Au demeurant, les hypothèses de constance et d'uniformité de pluie, comme, d'ailleurs, d'homogénéité spatiale de l'occupation des sols ou de la distribution des pentes des voies d'écoulement, ne sont que très rarement vérifiées en pratique. Elles ne se rencontrent que dans les cas de surfaces planes, de faibles superficies et donc de faibles temps de concentration, comme des toitures ou des portions de voiries (autoroutes, pistes d'aéroports, etc.). Dès que la géométrie des voies d'écoulement se complique, le traitement analytique mécaniste du temps de concentration s'avère inextricable même en admettant des hypothèses très simples quant à la structure de la pluie et des surfaces réceptrices. Aussi est-il courant de remplacer, dans la relation (2) le coefficient $ C $ et l'intensité $ i(t_c) $ par leurs valeurs moyennes sur le temps $ t_c $ et la surface $ A $. Ce que faisant, on suppose implicitement que la transformation de la pluie en ruissellement est de type linéaire, hypothèse au demeurant non vérifiée au regard des mécanismes élémentaires de la transformation (écoulements transitoires).

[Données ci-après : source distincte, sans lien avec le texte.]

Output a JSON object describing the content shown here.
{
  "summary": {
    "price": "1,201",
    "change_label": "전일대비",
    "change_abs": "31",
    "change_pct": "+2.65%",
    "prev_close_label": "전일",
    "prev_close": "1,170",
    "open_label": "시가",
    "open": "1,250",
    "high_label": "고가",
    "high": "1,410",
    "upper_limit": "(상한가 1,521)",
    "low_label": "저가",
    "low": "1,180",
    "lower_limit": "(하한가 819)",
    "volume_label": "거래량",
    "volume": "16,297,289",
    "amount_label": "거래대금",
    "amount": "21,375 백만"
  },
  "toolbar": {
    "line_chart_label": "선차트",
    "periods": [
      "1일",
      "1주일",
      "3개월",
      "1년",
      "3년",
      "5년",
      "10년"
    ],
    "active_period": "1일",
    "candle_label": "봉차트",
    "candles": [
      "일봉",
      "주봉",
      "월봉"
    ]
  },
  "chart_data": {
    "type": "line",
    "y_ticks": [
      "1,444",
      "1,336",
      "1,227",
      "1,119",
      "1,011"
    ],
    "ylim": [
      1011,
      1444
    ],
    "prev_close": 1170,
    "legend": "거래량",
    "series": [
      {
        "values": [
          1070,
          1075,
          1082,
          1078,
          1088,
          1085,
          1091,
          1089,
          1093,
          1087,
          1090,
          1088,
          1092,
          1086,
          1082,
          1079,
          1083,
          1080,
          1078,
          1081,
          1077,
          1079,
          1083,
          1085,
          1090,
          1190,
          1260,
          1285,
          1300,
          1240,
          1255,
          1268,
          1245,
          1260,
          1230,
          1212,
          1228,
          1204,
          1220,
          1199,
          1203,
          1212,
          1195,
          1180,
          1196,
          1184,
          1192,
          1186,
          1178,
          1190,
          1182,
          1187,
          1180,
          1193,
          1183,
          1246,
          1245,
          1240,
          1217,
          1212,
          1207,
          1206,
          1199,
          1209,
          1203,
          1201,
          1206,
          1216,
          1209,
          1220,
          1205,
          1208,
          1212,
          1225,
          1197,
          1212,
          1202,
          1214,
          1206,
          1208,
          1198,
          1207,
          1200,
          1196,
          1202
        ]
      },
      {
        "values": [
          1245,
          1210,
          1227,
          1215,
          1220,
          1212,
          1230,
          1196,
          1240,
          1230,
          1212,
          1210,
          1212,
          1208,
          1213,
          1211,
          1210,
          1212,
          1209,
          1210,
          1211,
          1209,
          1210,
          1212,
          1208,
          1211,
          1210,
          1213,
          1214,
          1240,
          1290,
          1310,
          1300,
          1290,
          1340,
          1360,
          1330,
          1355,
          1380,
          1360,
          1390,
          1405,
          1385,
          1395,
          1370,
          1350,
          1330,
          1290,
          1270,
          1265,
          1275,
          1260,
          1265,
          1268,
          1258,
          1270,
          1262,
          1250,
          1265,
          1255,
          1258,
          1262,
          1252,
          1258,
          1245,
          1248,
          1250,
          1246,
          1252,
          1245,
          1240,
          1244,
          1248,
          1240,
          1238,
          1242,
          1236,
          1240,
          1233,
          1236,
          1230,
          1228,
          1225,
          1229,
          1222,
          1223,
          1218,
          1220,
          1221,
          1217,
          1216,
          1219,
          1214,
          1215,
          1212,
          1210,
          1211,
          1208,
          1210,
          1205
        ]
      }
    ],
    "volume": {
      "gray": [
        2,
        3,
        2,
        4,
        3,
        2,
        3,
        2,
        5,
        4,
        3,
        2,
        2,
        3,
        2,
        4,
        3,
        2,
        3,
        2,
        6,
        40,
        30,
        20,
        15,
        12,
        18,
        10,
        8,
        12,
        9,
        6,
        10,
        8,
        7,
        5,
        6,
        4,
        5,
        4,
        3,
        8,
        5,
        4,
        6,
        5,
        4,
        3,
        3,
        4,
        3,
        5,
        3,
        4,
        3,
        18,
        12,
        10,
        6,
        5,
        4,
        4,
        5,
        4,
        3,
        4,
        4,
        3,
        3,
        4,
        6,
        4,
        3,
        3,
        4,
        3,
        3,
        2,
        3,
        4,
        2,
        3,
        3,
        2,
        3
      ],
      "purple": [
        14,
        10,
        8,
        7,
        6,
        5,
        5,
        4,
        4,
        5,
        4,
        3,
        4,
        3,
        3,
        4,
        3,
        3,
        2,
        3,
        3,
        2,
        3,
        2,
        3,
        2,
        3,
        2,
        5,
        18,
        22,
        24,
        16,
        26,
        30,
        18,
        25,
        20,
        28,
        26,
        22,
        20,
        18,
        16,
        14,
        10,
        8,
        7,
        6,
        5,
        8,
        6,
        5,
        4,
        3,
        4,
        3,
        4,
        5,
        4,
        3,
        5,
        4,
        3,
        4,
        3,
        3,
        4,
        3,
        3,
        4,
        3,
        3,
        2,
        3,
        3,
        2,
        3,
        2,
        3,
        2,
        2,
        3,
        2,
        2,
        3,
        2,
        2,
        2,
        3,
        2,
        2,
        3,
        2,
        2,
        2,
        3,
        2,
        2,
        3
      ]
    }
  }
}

De même, s'agissant d'une méthode d'estimation des débits possibles à partir des précipitations variables aléatoires, il est courant d'utiliser l'hypothèse selon laquelle le débit de pointe aurait la même période de retour $ T $ que celle de l'intensité de pluie qui le provoque. La formule rationnelle s'écrit alors :


$ Q_p(T) = k_1.C.i(t_c,T).A \quad (6) $


Cette hypothèse n'est strictement valide que dans le cas d'une relation purement déterministe. Or, dans la relation (6), le coefficient de ruissellement $ C $ (ou coefficient de rendement de la pluie, ou fonction de production), dépend entre autres de l'état d'humidité des surfaces réceptrices, c'est-à-dire de l'historique des précipitations antérieures. Le coefficient $ C $ est donc, sensu stricto, une variable à caractère aléatoire, et ceci d'autant plus que le bassin versant est moins urbanisé. L'usage de la formule rationnelle dans les cas de bassins versants naturels ou ruraux est donc tout à fait critiquable, même s'il demeure courant. Ainsi, afin de faire face aux imperfections évidentes de la méthode, de nombreux ingénieurs et chercheurs en ont proposé des adaptations plus ou moins élaborées et d'un emploi délicat hors de leurs domaines expérimentaux. La forme générale de ces adaptations répond à :


$ Q_p(T') = k_2.\overline{C}(i,I).\overline{i_M}(t_c,T).A' \quad (7) $


Avec :

  • $ I $ : pente moyenne ou indice de pente ;
  • $ A' $ : surface efficace (analogue à une surface active), inférieure à la surface totale $ A $ du bassin versant ;
  • $ \overline{C}(i,I) $ : coefficient moyen de ruissellement ;
  • $ \overline{i_M}(t_c,T) $ : pluie maximale moyenne de période de retour $ T $ sur la durée $ t_c $.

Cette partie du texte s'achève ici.